In this appeal, appellant contends that the Commonwealth failed to offer any evidence that he had possession of a concealed firearm, as required by the Uniform Firearms Act under which he was convicted. The Commonwealth agrees that concealment is an essential element of the offense, but denies that concealment was not established here.
"(e) No person shall carry a firearm in any vehicle or concealed on or about his person, except in his place of abode or fixed place of business, without a license therefor as hereinafter provided." § 628(e) of The Penal Code, 18 Pa.C.S.A. § 4628 (e) (1963).
Appellant first contends that the trial judge implicitly found that there was no concealment because she found appellant not guilty of carrying a concealed deadly weapon. He contends that the elements of the two indictments are similar, that is, possession and concealment. In this, the appellant errs. Unlike the Uniform Firearms Act violation, under which appellant was convicted, § 416 of The Penal Code requires, in addition, proof that he was carrying the weapon ". . . with the intent therewith unlawfully and maliciously to do injury to any other person." That statute "does not forbid the innocent carrying of any object, whether used solely for attack or defense. . . ." Commonwealth v. Festa, 156 Pa. Super. 329, 334, 40 A.2d 112 (1944).
Here, the court might have decided that appellant was carrying the concealed weapon without such requisite intent.
Nonetheless, I cannot agree with the Commonwealth that concealment has been established beyond a reasonable doubt. No evidence was adduced to indicate that the firearm was ever in appellant's possession, concealed or in plain sight. The only evidence adduced was that the firearm was observed at appellant's feet after a bus had passed in front of him.
Even assuming that appellant did have possession of the firearm, the police officers could not specifically testify that the gun was not in open view but was concealed. This situation is somewhat analogous to People v.

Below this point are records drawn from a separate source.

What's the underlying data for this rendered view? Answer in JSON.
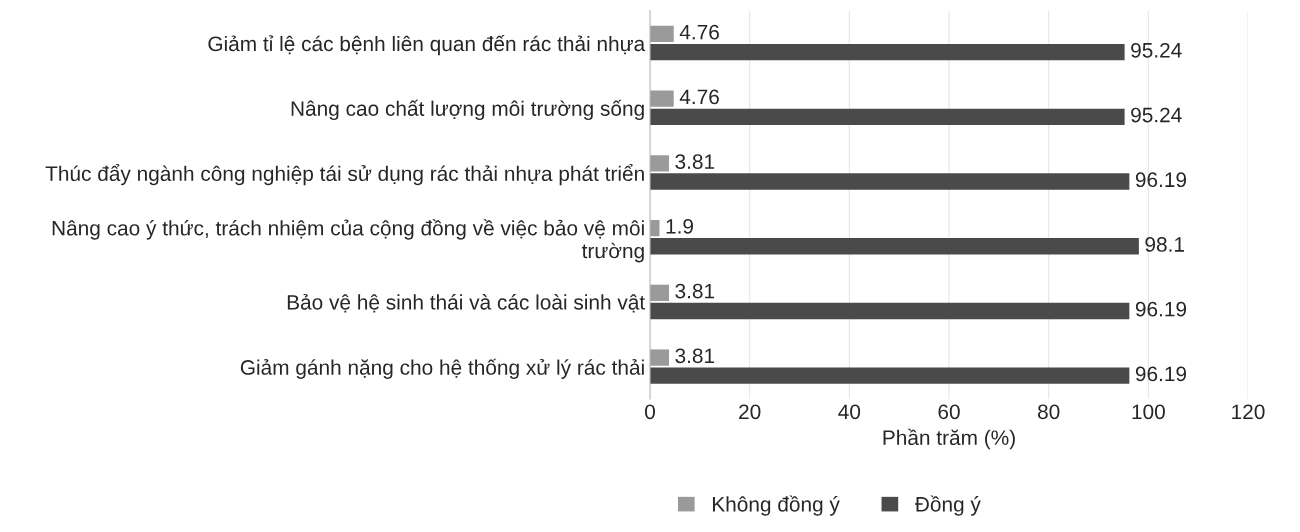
{
  "chart_data": {
    "type": "bar",
    "orientation": "horizontal",
    "xlabel": "Phần trăm (%)",
    "categories": [
      "Giảm tỉ lệ các bệnh liên quan đến rác thải nhựa",
      "Nâng cao chất lượng môi trường sống",
      "Thúc đẩy ngành công nghiệp tái sử dụng rác thải nhựa phát triển",
      "Nâng cao ý thức, trách nhiệm của cộng đồng về việc bảo vệ môi trường",
      "Bảo vệ hệ sinh thái và các loài sinh vật",
      "Giảm gánh nặng cho hệ thống xử lý rác thải"
    ],
    "series": [
      {
        "name": "Không đồng ý",
        "color": "#9a9a9a",
        "values": [
          4.76,
          4.76,
          3.81,
          1.9,
          3.81,
          3.81
        ]
      },
      {
        "name": "Đồng ý",
        "color": "#4a4a4a",
        "values": [
          95.24,
          95.24,
          96.19,
          98.1,
          96.19,
          96.19
        ]
      }
    ],
    "xlim": [
      0,
      120
    ],
    "xticks": [
      0,
      20,
      40,
      60,
      80,
      100,
      120
    ],
    "grid": "x",
    "legend": "bottom",
    "data_labels": true
  }
}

Beason, 342 Ill. App. 621, 97 N.E.2d 603 (1951), where the police officers testified that immediately after the defendant fired his gun, they observed it on the ground next to his feet. The court ruled that concealment could not be inferred from the fact that the defendant had a pistol in his hand. The Court stated, "Just when or where defendant had a gun concealed on his person does not appear from the evidence."
In this case, the court's finding of concealment was based on conjecture and inference unsupported by the record. For this reason, I would grant a new trial.